*PT IPM dan Wilmar Terancam Mundur dari Landak
Ngabang, Equator
Polemik PT Indoresen Putra Mandiri (IPM) di Kabupaten Landak yang mendapat tututan dari masyarakat hanya gara-gara perusahaan sawit itu melakukan pematokan rencana HGU di tanah warga yang belum dibebaskan hingga harus membayar denda mencapai Rp.800 juta dan tuntutan lainnya. Kendati dianggap masalah kecil, tapi Pemerintah Daerah mesti harus dapat menyikapi bijaksana. Karena dampaknya kepada investor lain merasa ‘ngeri’ untuk berinvestasi di Negeri Intan ini. PT IPM saja satu Group dengan Wilmar mengaku bisa cabut dari Landak ini.
“Masalah ini pasti berdampak terhadap investor lain, karena tidak hanya ribut di Landak atau Kalbar, tapi sudah sampai di Jakarta juga mulai ribut. Masalah masyarakat menuntut dendat atau adat yang tidak jelas dasarnya. Kalau memang Rp.800 juta ini dibayar dan tidak ada kebijakan lagi dari pemerintah, bisa saja bukan IPM bahwa Wilmar bisa cabut dari Landak, karenaa bagaiman mungkin kita buang uang di dalam sungai,” ungkap D Uus Humas Wilmar International Plantation saat jumpa pers di Cafe Bogenvile, Senin (23/9).

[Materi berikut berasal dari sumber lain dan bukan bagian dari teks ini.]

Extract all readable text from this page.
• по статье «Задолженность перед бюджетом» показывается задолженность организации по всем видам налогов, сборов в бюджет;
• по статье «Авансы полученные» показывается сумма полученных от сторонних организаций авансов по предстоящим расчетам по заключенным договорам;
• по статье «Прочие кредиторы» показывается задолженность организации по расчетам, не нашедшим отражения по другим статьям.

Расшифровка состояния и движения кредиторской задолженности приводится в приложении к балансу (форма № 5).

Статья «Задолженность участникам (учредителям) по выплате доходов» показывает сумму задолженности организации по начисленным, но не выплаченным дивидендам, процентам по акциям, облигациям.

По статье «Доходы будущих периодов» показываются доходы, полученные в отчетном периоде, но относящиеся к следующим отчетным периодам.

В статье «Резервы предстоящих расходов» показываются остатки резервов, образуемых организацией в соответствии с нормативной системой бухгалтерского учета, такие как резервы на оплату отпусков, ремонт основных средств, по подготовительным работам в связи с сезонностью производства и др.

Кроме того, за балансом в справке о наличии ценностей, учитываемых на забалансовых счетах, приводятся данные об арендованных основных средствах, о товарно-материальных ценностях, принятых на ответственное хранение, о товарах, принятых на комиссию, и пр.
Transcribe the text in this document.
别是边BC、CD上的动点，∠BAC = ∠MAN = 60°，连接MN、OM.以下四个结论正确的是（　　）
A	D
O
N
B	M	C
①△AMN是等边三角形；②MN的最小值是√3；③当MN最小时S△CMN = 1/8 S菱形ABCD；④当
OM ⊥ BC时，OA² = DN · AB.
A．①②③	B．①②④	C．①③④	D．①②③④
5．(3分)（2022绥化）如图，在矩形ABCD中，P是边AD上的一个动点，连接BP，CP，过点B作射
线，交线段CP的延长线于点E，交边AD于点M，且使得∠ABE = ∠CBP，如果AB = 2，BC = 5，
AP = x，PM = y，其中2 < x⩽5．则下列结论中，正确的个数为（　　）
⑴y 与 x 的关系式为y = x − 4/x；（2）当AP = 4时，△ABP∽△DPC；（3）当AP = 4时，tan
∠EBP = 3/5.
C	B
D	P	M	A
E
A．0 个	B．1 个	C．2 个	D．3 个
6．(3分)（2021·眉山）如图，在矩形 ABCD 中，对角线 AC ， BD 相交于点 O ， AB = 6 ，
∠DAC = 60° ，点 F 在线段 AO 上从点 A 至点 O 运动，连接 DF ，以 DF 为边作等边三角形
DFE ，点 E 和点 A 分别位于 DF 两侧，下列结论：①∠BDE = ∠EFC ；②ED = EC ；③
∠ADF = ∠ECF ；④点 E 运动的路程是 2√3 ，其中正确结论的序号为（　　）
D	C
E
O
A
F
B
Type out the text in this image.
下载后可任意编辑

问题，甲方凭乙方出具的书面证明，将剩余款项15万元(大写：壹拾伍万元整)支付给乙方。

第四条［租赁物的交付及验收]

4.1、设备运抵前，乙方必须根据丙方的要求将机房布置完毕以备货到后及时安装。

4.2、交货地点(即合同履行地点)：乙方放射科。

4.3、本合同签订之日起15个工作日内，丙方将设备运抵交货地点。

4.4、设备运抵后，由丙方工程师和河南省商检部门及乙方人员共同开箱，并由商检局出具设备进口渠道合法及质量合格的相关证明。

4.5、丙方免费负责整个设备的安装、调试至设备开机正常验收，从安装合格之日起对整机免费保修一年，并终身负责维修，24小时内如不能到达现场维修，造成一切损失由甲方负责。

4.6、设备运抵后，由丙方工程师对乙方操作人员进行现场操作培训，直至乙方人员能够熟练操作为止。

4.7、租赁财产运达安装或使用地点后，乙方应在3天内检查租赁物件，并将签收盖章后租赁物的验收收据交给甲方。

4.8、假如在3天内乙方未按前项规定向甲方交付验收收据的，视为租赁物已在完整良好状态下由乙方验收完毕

Menurut Uus, begitu ia disapa, pihak perusahaan meminta kepada tiga pilar yakbi pemerintah, masyarakat dan investor agar bisa saling mengingatkan satu sana lainnya. Karena pihaknya tidak menginginkan ada sejenis premanisme adat ada di Kabupaten Landak. “Sebenarnya bukan masalah nilai uang adat yang kita persoalkan tapi yang wajar. Kita sudah menyerahkan Rp.40 juta lebih kepada masyarajat untuk biaya adat 6 tail tangah, karena kita dianggap melanggar adat karena pemasangan patok HGU dan pencabutan patok HGU secara simbolis yang disaksikan instansi terkait sudah kita lakukan,” ungkap Uus.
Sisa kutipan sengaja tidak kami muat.